Since speech is serial, it’s hard to portray the composite quality of real-time motivations, perceptions, emotions, impulses, sentiments, choices, …. I’ve heard that Chinese poetry can multi-track — and perhaps many great writers can — but not me.
Even Roger Penrose was roundly mocked for suggesting that quantum interactions in the brain relate to free will. Going the other direction, What the bleep do we know? draws several intellectually limp conclusions from quantum mechanics, e.g. that QM implies the possibility of telekinesis. (I would say that the authors must have leapt to conclusions from blurbs & pamphlets, except that Niels Bohr and Wolfgang Pauli also took spiritualistic and parapsychological views on QM.)
So it would seem that connections between QM and psychology are limited to quackery.

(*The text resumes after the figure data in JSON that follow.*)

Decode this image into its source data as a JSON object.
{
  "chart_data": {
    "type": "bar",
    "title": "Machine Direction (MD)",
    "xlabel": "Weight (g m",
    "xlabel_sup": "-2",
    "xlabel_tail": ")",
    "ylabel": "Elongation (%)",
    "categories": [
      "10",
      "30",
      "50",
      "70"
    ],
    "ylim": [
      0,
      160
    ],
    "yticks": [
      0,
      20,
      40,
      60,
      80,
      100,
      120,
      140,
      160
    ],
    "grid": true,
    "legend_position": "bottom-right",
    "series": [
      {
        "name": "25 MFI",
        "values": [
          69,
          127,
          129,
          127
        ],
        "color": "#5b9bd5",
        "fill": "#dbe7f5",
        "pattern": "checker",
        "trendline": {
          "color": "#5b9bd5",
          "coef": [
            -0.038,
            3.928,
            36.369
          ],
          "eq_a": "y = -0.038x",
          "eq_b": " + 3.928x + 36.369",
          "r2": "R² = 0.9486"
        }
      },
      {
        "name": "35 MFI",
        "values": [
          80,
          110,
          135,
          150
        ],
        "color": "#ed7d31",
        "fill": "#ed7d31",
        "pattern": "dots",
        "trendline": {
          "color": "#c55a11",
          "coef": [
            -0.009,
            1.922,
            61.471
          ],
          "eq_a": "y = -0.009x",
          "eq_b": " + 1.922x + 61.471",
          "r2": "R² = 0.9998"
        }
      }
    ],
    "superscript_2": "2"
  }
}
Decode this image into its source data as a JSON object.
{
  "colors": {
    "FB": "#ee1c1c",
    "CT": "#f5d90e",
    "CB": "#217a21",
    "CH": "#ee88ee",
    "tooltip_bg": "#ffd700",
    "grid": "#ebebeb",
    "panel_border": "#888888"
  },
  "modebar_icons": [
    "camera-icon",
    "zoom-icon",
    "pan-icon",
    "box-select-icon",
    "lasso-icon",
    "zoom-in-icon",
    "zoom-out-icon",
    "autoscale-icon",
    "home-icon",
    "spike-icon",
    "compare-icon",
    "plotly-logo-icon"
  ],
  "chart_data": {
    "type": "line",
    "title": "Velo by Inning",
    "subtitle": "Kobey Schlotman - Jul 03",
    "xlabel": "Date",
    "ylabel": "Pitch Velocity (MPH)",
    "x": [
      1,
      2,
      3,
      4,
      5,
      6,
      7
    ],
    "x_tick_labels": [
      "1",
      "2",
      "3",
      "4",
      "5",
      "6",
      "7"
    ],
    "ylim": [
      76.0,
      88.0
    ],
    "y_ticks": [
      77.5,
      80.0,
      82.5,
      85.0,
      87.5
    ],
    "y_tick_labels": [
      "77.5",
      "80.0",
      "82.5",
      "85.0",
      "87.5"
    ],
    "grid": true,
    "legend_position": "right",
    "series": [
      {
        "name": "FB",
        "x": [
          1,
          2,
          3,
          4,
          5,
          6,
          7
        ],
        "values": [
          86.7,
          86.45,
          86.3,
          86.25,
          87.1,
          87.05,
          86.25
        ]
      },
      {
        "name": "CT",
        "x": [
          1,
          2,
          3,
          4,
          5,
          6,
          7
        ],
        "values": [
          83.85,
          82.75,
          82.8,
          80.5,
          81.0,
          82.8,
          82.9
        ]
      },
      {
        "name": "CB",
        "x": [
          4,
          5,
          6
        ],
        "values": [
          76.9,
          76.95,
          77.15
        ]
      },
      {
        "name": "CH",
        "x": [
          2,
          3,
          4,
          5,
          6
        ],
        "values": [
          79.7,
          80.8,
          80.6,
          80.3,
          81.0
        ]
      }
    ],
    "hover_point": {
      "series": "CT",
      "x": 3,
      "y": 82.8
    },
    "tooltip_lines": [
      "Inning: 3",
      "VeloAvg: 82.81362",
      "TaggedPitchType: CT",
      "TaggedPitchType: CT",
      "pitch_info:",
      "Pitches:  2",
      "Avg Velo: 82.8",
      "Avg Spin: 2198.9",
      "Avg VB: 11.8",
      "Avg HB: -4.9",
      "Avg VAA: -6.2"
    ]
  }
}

However, QM is just an abstract mathematical theory. You don’t have to plug physical parameters into the formalism. In that sense you can abscond the superposition-and-collapse metaphor out of the subatomic realm where it was invented and apply it to other things — like thought.
In other words, you don’t have to talk about quantum superposition. You can talk about emotional superposition, opinion superposition, mood superposition, colour superposition (like, are these images green? red? blue? 1 2 3 4 5), personality superposition, guilt superposition, … and more.
If I say: “I had a superposition of thoughts during the bear attack which collapsed into a 1-D sequence when I told the story,” that is valid.
It’s neither what-the-bleep nor relying on quantum effects on my brain. I just appropriated the mathematical metaphor of superposition and the mathematical metaphor of collapse, to express how I can’t really tell you the whole story of the bear attack, and how the telling perverts the story itself.